Deutsch Intern
Institute of Organic Chemistry

M. A. Niyas receives SupraChem PhD Award 2026

03/13/2026

Niyas Mundakkamattathil Abdul Salam, former PhD student at the Würzburg Faculty of Chemistry and Pharmacy, received one of the two PhD awards in memory of Carsten Schmuck at SupraChem 2026.

Group picture with award winner M. A. Niyas and two board members of the GDCh Supramolecular Chemistry Working Group
M. A. Niyas, winner of the SupraChem PhD Award 2026, with Prof Max von Delius (left) and Prof Jochen Niemeyer (right). (Photo: Ralf Maserski)

It was only last year, that the GDCh (German Chemical Society) established the Supramolecular Chemistry Working Group which now takes responsibility for organising the biennial SupraChem conferences and awards two prizes for outstanding doctoral theses in the field of supramolecular chemistry completed at research institutions in Germany.

PhD prize in memory of Carsten Schmuck

The SupraChem PhD Prize is dedicated in memory of Professor Carsten Schmuck (1968-2019), former Professor at the Institute of Organic Chemistry in Würzburg, later Chair at the University of Duisburg-Essen and initiator of the first SupraChem conference in Essen in 2011. The prize can be seen as the German equivalent of the established British Macrocyclic and Supramolecular Chemistry (MASC) Thesis Award, which was recently awarded to Jiarong Wu, who also completed her doctorate in Würzburg (Greenfield group).

One of the two PhD awards for the years 2024 and 2025 goes to Niyas Mundakkamattathil Abdul Salam, a former doctoral student in Frank Würthner's group. He completed his dissertation entitled "π-Stacked Supramolecular Complexes of Nanographene Multiimides" at the end of 2024.

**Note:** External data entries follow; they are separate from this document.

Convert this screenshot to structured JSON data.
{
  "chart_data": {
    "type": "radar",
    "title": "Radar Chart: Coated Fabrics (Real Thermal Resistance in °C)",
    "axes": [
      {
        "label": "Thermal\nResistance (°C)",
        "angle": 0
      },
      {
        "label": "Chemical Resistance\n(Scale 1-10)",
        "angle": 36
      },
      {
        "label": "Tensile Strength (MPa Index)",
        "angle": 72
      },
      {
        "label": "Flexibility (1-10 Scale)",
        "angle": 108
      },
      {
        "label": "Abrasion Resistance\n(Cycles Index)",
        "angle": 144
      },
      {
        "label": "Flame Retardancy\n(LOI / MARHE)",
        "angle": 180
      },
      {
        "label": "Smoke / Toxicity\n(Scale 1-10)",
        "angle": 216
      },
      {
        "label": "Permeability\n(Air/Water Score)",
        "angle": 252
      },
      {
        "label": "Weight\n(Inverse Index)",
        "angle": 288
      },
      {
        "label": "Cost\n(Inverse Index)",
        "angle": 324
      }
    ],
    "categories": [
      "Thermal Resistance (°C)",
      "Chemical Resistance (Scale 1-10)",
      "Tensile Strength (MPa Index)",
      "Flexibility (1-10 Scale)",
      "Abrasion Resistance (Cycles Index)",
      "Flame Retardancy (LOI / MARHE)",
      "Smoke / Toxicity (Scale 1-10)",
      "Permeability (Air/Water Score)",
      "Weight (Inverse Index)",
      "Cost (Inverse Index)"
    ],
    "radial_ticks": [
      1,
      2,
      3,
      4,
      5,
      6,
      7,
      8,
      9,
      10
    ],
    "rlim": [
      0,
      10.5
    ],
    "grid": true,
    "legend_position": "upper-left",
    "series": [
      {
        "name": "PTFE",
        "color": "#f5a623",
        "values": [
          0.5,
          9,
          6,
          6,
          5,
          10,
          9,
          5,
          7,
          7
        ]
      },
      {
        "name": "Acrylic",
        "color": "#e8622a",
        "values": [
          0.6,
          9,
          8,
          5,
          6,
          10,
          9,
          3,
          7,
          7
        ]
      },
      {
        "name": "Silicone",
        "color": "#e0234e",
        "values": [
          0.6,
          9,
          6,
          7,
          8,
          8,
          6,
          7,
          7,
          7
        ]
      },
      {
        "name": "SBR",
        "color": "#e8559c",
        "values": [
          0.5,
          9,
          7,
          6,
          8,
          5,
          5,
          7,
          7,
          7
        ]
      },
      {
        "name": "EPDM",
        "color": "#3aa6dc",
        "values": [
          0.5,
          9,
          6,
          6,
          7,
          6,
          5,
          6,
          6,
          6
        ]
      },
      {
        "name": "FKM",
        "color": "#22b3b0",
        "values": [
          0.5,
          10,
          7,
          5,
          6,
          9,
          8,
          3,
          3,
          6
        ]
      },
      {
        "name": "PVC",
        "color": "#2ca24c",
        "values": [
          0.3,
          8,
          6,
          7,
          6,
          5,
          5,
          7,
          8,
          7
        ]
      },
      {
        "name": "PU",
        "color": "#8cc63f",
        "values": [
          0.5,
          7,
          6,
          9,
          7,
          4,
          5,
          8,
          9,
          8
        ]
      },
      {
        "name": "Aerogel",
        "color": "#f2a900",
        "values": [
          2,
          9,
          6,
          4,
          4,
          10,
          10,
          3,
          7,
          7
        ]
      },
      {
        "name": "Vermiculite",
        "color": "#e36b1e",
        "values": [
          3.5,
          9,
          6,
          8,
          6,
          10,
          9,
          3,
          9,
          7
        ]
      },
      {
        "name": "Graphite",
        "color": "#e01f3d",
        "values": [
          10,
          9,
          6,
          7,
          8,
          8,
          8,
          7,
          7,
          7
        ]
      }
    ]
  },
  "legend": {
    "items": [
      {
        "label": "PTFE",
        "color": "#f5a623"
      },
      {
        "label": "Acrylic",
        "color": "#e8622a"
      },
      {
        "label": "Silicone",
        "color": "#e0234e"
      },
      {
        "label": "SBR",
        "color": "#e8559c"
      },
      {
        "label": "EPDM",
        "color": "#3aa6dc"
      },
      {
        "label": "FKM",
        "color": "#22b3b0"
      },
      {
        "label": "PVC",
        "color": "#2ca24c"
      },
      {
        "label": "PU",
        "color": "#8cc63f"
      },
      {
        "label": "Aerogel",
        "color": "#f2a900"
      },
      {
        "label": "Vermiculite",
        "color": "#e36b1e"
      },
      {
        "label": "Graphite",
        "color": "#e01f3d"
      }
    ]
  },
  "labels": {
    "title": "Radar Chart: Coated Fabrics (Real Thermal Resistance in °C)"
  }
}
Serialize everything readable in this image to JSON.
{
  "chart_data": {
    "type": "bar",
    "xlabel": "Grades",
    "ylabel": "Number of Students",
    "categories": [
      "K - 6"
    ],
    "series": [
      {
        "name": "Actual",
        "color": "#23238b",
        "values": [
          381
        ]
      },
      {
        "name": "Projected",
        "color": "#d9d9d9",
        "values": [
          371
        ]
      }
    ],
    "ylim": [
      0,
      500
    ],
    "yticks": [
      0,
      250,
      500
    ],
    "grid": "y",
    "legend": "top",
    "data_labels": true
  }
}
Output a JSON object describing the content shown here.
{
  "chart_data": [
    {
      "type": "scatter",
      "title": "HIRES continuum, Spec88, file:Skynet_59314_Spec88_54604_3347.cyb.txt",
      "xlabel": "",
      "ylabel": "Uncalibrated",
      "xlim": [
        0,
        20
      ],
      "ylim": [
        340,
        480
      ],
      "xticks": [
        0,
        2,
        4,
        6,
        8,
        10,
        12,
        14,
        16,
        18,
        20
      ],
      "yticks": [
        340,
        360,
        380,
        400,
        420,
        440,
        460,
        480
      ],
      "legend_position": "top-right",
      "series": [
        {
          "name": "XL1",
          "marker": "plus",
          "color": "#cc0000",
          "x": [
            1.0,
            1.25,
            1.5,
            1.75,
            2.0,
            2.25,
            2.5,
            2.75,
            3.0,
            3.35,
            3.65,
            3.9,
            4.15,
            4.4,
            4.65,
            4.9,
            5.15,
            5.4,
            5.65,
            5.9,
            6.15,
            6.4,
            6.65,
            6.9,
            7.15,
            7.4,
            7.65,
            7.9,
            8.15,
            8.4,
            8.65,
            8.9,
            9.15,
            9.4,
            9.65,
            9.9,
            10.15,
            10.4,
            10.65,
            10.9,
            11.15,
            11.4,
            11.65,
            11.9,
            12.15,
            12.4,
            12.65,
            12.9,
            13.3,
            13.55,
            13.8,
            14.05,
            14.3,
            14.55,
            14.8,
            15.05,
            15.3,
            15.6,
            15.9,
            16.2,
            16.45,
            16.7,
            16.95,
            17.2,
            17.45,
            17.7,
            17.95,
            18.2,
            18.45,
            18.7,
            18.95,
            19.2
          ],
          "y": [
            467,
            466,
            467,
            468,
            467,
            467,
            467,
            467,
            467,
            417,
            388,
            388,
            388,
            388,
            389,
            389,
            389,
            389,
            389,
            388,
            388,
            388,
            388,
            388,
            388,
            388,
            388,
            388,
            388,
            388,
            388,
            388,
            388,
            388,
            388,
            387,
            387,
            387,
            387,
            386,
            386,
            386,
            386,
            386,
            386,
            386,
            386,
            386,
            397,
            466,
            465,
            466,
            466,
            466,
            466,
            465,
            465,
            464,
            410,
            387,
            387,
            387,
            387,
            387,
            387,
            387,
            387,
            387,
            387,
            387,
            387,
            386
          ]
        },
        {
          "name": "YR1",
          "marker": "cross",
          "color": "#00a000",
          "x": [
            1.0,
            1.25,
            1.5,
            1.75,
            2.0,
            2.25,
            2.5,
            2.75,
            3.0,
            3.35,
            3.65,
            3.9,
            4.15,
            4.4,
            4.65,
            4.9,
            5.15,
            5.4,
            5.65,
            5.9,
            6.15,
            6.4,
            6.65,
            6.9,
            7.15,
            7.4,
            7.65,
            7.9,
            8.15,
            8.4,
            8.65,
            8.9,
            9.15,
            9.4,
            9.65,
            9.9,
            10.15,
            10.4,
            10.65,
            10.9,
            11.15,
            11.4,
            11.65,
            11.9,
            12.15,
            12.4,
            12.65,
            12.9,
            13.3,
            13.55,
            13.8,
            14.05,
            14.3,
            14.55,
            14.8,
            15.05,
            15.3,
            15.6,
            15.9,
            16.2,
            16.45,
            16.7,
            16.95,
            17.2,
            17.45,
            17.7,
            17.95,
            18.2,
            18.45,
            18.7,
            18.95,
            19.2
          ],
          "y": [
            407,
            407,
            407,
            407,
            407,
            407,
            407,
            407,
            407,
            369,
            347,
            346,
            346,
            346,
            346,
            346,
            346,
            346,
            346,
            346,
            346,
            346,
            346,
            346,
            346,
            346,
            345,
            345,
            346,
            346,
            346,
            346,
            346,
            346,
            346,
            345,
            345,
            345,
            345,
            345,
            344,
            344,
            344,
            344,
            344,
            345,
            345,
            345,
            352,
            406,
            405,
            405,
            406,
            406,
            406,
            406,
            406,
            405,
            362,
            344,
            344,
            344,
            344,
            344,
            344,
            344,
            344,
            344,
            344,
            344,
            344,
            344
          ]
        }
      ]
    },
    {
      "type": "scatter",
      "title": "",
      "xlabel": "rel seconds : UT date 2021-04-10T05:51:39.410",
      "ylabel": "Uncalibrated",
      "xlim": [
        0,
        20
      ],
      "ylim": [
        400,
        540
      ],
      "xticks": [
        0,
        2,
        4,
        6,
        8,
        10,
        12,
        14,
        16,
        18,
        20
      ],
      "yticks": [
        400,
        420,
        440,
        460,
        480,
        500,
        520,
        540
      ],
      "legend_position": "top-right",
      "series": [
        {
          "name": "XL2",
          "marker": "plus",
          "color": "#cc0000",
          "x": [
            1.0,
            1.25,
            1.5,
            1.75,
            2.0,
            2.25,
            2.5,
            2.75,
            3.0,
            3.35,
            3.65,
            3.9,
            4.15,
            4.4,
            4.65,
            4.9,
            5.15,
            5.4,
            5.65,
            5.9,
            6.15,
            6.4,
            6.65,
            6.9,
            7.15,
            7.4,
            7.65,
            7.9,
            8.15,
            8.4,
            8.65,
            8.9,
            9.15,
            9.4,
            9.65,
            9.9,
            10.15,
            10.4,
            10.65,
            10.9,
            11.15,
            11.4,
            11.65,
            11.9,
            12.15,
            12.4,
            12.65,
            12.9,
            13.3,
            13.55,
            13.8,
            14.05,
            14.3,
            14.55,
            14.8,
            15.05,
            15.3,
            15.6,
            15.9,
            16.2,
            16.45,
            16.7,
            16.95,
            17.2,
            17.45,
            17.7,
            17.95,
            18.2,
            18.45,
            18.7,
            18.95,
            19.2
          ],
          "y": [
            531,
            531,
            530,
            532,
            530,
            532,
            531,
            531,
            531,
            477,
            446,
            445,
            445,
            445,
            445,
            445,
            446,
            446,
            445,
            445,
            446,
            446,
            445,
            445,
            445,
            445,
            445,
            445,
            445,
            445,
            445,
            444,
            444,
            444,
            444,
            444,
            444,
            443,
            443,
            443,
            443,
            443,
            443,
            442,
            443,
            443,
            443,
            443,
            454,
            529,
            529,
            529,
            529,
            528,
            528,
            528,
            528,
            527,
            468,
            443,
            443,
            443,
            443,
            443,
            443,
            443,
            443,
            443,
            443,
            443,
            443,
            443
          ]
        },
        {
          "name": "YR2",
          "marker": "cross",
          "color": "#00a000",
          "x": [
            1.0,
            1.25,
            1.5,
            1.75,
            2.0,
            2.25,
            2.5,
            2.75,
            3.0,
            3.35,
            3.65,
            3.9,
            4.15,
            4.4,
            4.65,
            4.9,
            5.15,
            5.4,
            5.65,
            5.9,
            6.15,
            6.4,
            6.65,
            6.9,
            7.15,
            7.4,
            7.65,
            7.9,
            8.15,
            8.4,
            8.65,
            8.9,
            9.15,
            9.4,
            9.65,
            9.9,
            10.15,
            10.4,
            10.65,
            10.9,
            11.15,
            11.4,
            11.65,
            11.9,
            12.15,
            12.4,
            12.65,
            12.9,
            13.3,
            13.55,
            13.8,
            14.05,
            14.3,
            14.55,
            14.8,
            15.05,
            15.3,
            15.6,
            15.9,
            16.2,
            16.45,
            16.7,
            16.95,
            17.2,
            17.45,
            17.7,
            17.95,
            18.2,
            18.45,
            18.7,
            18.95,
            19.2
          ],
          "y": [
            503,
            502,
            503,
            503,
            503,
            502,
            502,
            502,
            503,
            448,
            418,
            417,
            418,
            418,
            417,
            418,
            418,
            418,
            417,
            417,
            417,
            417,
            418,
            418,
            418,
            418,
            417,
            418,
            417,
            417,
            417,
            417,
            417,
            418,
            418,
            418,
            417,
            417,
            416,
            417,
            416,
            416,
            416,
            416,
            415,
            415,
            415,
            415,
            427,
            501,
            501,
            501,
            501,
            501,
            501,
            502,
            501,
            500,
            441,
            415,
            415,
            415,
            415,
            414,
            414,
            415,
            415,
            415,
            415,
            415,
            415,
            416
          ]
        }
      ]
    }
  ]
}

Doctorate with outstanding publications

Coming from IISER Thiruvananthapuram, India, where he received his MSc in Chemistry, M. A. Niyas showed exceptional skill and dedication to involve in a variety of exciting projects during his PhD, with four first-author publications in top-tier journals. He worked on large nanographene host systems for the binding of polycyclic aromatic hydrocarbons (Nat. Chem. 2022, J. Am. Chem. Soc. 2024), pigments (Angew. Chem. 2023), NIR phosphorescence sensitisers (Angew. Chem. 2024), and halide ions (Nature 2025). The latter work is considered as particularly important as it demonstrated for the first time that a hole created by one missing benzene unit within a nanographene layer is sufficient to enable the barrierless penetration of fluoride as well as chloride and bromide, but not iodide. These insights might accordingly stimulate the fabrication of desalination membranes based on perforated ultrathin graphene membranes.

Niyas is currently in Oxford on a Newton postdoctoral fellowship with Prof. Molly Stevens and recently got awarded a Marie-Curie fellowship to continue his research there for a total of four years.